Gambar 7 : Lingkaran Setan Kemiskinan Versi Nurkse (Dalam Kuncoro, 1997:132) Negara berkembang sampai kini masih saja memiliki ciri-ciri terutama sulitnya mengelola pasar dalam negerinya menjadi pasar persaingan yang lebih sempurna. Ketika mereka tidak dapat mengelola pembangunan ekonomi, maka kecenderungan kekurangan kapital dapat terjadi, diikuti dengan rendahnya produktivitas, turunnya pendapatan riil, rendahnya tabungan, dan investasi mengalami penurunan sehingga melingkarulang menuju keadaan kurangnya modal. Demikian seterusnya, berputar. Oleh karena itu, setiap usaha memerangi kemiskinan seharusnya diarahkan untuk memotong lingkaran dan perangkap kemiskinan ini. Soetrisno (1990:2-3), menguraikan bahwa munculnya kemiskinan berkaitan dengan budaya yang hidup dalam masyarakat, ketidakadilan dalam pemilikan faktor produksi dan penggunaan model pendekatan pembangunan yang dianut oleh suatu negara. Sementara itu Robert Chambers (1983:149) menegaskan bahwa faktor penyebab terjadinya kemiskinan adalah: Lilitan kemiskinan hilangnya hak atau. kekayaan yang sukar untuk kembali, mungkin disebabkan desakan kebutuhan yang melampaui ambang batas kekuatannya, misalnya pengeluaran yang sudah diperhitungkan sebelumnya, namun jumlahnya sangat besar, atau tiba-tiba dihadapkan pada krisis yang hebat.
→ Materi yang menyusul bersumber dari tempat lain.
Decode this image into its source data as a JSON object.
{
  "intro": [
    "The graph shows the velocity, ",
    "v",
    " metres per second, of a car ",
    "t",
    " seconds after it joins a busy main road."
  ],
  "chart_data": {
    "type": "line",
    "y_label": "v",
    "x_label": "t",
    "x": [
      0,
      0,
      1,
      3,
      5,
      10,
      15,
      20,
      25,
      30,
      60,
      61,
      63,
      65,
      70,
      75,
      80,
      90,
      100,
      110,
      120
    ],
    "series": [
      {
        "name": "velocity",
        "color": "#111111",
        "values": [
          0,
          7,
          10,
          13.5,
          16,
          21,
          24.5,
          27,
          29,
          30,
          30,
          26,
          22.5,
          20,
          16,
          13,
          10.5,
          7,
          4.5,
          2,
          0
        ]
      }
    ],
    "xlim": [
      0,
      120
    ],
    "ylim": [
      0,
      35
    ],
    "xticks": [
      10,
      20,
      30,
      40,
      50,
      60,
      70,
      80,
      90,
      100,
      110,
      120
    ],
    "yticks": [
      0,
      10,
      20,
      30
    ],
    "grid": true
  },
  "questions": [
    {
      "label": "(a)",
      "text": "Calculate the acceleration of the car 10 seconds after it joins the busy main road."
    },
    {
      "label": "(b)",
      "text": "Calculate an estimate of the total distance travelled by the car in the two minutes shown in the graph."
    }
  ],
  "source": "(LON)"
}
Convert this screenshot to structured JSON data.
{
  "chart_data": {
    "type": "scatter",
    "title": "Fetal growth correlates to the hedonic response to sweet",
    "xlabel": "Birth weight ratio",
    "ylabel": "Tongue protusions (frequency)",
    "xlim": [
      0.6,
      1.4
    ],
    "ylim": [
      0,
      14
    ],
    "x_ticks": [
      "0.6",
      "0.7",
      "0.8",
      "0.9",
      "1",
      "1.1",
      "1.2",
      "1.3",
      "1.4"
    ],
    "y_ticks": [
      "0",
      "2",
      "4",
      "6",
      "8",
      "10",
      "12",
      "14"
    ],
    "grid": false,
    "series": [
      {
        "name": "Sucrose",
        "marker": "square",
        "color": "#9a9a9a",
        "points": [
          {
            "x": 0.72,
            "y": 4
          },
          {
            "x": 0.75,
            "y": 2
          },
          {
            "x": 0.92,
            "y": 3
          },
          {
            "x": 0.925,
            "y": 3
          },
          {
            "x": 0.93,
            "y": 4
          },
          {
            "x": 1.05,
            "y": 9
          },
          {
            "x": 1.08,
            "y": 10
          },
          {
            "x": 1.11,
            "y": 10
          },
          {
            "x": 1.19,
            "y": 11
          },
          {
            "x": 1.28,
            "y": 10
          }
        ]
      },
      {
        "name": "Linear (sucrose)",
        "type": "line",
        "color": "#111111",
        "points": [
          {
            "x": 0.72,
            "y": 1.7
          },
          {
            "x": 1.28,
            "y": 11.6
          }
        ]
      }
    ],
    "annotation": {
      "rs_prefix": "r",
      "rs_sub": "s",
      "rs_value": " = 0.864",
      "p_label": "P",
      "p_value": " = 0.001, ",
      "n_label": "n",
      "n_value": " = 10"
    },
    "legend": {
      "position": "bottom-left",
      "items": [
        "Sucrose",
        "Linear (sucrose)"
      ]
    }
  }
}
Lazimnya kebutuhan yang mendorong sesorang yang terlilit kemiskinan, berkaitan dengan lima hal; kewajiban adat; musibah; ketidak mampuan fisik, pengeluaran tidak produktif dan pemerasan Dan uraian tersebut diatas menunjukkan bahwa faktor penyebab terjadinya kemiskinan adalah adanya faktor internal berupa kebutuhan yang segera harus terpenuhi namun tidak memiliki kemampuan yang cukup dalam beaisaha mengelola sumber daya yang dimiliki (keterampilan tidak memadai, tingkat pendidikan yang minim dan lain-lain). Faktor ekstemal berupa bencana alam seperti halnya krisis ekonomi ini, serta tidak adanya pemihakan berupa kebijakan yang memberikan kesempatan dan peluang bagi masyarakat miskin. Meskipun banyak pendapat yang dikemukakan oleh para ahli sehubungan dengan sebab-sebab terjadinya kemiskinan, paling tidak ada dua macam teori yang lazim dipergunakan untuk menjelaskan akar kemiskinan yaitu teori marginalisasi dan teori ketergantungan (Usman,1993:23-27). Dalam teori marginalisasi, kemiskinan dianggap sebagai akibat dari tabiat apatis, fatalisme, tergantung, rendah diri, pemboros dan konsumtif serta kurang berjiwa wiraswasta.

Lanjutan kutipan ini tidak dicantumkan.